As we speak, statues of Teddy Roosevelt are being removed, Georgia’s Stone Mountain might be the recipient of a good sandblasting, Maryland’s state song might finally bite the dust, and Ohio’s capital of Columbus is considering a name change (Flavortown? Really?).
On a personal level, I’ve finally — finally — started calling my favorite nearby park, Lake Roland, by its official name since 2015 instead of its former nomenclature, Robert E. Lee Memorial Park.
Sorry, old habits die hard.
It goes without saying that these changes happening in our society to address the sins and horrors of the past are important and long overdue. After all, as William Faulkner wrote, “The past is never dead. It’s not even the past.”
In the aftermath of the George Floyd tragedy last month and so many other cases of police brutality and racial injustice, America needs to own up to its horrific history.
The question is, where is the line drawn? After all, our nation’s Founding Fathers were largely slave owners and white supremacists, to varying degrees. Does D.C. need a name change? Should Monticello be turned into a strip mall with a Target and Petco? We need to always place everything in an historical context. Even “Mein Kampf” and “The Adventures of Huckleberry Finn” require historical context.

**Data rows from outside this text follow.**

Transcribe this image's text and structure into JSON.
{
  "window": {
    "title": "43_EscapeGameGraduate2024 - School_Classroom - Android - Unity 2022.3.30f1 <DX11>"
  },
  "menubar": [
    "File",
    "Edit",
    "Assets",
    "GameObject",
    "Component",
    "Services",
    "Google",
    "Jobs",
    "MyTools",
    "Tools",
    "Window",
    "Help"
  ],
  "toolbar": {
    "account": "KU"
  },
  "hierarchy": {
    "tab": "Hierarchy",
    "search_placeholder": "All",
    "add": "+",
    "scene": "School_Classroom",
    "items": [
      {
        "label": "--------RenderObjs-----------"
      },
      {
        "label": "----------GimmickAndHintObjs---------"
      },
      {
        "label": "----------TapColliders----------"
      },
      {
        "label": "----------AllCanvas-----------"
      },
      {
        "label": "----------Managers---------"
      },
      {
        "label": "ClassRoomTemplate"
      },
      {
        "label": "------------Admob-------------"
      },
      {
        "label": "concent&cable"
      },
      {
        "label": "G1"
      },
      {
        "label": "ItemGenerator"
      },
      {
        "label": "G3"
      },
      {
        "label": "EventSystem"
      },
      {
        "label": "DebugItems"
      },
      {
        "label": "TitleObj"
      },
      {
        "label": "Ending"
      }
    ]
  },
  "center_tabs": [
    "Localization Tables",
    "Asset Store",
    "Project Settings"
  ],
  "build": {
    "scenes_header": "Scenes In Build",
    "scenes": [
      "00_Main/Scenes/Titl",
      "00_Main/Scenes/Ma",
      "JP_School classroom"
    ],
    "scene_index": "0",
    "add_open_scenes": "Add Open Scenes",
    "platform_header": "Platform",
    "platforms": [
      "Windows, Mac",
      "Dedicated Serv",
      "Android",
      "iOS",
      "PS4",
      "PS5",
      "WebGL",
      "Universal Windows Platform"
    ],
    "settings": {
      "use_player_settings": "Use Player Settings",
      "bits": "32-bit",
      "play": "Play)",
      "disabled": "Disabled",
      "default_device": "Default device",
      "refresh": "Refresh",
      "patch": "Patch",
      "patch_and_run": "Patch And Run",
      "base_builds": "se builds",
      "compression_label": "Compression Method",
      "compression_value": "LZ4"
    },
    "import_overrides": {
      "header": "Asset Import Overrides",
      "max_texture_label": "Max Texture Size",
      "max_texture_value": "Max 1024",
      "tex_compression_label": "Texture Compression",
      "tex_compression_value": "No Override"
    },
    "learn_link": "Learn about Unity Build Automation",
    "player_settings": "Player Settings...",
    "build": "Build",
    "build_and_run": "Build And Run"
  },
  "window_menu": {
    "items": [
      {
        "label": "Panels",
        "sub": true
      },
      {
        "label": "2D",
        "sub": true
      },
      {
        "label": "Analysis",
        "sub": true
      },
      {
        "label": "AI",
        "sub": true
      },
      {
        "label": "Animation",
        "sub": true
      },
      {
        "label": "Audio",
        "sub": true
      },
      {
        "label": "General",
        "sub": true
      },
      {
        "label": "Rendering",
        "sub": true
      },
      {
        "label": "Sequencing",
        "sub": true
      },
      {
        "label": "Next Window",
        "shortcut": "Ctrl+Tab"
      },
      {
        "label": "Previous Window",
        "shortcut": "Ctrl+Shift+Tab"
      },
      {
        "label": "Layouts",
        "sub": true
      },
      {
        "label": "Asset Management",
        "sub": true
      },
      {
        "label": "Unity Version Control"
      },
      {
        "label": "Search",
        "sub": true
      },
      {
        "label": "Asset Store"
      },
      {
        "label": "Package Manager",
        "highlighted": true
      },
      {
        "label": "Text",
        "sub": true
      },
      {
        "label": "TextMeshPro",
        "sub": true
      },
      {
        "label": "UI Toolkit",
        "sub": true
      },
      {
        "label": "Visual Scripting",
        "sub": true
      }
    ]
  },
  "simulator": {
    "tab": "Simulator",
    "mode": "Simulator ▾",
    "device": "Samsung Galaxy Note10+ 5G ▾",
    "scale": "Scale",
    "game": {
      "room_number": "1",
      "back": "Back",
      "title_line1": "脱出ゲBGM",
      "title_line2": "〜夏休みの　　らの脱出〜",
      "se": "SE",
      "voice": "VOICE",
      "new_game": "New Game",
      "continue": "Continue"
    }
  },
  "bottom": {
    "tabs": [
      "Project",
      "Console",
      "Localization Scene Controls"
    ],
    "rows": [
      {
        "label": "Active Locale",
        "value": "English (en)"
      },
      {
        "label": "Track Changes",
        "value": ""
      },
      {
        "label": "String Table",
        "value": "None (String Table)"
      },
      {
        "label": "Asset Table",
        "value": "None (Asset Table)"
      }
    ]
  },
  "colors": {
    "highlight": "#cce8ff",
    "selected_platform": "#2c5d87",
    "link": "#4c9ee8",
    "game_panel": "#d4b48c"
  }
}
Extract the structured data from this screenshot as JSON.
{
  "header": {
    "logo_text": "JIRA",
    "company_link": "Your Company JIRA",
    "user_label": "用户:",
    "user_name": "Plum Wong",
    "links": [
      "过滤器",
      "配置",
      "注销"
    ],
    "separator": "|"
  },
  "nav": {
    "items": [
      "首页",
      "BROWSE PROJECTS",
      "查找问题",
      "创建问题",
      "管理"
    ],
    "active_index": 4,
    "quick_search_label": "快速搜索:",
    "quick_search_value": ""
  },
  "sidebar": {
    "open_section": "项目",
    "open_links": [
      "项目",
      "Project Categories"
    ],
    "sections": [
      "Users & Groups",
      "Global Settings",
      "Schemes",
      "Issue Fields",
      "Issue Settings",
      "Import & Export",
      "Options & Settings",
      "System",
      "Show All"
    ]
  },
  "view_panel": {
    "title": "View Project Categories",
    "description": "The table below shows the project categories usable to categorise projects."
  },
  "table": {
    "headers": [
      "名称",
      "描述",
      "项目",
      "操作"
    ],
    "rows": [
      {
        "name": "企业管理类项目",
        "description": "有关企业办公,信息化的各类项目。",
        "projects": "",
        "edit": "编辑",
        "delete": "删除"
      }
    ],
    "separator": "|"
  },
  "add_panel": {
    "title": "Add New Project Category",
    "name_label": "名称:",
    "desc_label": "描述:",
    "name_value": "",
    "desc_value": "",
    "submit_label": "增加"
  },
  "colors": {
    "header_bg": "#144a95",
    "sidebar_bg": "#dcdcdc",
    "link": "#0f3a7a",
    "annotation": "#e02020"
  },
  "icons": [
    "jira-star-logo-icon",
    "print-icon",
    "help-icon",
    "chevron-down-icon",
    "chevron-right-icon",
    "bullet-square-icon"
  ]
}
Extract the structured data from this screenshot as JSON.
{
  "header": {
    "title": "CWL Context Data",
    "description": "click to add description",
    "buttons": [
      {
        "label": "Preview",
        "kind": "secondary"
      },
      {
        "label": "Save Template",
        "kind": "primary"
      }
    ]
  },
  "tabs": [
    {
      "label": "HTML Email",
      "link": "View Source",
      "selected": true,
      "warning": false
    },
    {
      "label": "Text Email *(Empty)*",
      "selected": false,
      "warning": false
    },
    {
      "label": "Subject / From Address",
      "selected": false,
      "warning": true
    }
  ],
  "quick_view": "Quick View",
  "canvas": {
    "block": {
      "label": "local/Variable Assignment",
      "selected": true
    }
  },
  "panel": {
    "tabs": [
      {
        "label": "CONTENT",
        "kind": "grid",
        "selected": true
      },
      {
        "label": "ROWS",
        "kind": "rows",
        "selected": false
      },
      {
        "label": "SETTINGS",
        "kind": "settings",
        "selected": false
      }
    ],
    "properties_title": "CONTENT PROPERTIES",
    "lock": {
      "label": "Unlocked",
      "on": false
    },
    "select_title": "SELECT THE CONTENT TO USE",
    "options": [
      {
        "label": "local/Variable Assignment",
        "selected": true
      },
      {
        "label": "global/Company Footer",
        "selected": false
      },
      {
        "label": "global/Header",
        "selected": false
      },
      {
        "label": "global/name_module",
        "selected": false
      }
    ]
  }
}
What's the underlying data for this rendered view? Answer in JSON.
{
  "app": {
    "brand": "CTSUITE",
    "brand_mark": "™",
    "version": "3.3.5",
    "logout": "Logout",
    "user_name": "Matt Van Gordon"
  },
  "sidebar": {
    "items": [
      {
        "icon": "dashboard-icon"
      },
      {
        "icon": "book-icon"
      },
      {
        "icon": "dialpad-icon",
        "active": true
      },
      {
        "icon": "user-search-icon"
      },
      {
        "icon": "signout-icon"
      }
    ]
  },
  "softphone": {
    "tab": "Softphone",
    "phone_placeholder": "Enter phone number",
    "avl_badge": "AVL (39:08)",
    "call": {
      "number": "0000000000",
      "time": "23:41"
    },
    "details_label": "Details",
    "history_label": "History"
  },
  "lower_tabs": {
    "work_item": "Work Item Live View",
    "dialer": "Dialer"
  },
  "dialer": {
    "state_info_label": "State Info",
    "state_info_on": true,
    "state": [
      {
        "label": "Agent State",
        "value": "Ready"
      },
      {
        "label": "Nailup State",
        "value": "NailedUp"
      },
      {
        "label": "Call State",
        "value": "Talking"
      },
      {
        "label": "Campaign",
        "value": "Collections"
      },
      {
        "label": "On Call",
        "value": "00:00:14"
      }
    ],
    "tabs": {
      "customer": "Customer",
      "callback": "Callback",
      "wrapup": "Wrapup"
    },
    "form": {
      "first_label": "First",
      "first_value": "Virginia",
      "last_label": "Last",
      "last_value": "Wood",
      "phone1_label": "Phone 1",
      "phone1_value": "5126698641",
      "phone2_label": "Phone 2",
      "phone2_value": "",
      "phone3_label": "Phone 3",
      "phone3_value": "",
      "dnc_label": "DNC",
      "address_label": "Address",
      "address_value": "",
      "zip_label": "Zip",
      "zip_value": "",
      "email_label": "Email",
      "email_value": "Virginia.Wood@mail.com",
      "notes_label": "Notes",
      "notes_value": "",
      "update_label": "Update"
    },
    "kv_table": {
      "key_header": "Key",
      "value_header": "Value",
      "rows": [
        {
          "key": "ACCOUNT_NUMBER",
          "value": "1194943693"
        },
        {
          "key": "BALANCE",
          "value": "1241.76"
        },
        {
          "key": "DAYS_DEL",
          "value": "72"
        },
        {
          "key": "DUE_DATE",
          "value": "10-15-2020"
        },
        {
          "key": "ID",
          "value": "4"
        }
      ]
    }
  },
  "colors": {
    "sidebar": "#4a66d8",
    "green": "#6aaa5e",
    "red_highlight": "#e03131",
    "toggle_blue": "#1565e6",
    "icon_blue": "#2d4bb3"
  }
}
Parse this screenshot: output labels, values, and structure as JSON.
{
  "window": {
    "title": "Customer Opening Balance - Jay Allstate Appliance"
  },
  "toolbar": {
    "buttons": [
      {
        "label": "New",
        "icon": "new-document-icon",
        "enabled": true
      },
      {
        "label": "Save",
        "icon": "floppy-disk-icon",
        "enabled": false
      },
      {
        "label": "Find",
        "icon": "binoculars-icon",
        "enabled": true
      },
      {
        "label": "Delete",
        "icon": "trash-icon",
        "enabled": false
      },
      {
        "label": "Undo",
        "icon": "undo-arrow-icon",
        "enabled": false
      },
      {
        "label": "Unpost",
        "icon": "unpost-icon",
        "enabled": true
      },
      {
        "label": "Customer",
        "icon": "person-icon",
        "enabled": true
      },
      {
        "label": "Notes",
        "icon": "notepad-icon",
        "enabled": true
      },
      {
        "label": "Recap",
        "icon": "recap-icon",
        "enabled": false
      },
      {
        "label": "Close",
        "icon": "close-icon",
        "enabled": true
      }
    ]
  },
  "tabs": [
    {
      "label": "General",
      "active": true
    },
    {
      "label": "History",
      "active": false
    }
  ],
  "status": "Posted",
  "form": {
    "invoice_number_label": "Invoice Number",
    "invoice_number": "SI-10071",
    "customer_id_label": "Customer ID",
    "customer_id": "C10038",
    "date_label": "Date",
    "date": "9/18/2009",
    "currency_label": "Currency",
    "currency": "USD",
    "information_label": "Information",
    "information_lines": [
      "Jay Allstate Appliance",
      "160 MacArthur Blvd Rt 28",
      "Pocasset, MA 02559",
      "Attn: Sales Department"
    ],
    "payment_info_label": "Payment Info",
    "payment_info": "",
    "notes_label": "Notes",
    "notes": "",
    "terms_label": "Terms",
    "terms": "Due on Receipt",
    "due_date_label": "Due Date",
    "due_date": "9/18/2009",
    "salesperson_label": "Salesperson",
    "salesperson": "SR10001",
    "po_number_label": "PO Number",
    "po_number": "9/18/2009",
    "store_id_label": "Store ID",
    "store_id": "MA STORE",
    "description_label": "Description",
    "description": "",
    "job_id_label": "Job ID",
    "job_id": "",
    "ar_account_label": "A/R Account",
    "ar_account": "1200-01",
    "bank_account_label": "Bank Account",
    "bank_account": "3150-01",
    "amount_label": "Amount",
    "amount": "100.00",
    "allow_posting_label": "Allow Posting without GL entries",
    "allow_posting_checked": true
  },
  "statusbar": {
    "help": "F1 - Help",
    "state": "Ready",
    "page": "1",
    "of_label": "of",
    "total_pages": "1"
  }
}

The larger issue is, if advocates for toppling and removing all of the monuments and statues go too far — and let’s face it, there’s no shortage of bigoted and myopic players in American history — does it marshal the forces on the other side and trivialize this important issue? Already, you have Alan Dershowitz comparing those pesky liberals advocating the removal of Confederate monuments to good ol’ Uncle Joe Stalin.
I remember a few years ago, when I worked for the post newspaper at Fort Meade, I interviewed the wife of a soldier serving overseas. She mentioned that she was originally from Richmond, Va.
I asked her about Richmond’s famed (or infamous) Monument Avenue, featuring statues memorializing such Confederate leaders as Lee, Jefferson Davis, J.E.B. Stuart and Stonewall Jackson. The woman, who was African-American, merely shrugged.
“I’m not sure what taking down those monuments really accomplishes,” she said. “What matters is the change in attitudes out there, not the statues.”
I respectfully agree and disagree with her. We need to do both — change attitudes while removing the painful symbols of our disgraceful past.
At the same time, we need to not let such tragedies and historical injustices as genocide, slavery and systemic racism become fodder for those whose objective is to politicize these matters and make them partisan issues that divide us. Slavery, racism, and white supremacy and privilege are not the “evil history” and domain of Democrats (or Republicans), as that Facebook meme contends. That history belongs to all of us.
Like Chiae Herzig counseled me years ago, some things are simply sacrosanct and need to be exempt from comparisons, one-upmanship or political grandstanding.
Even from the safe, comfortable perch of social media.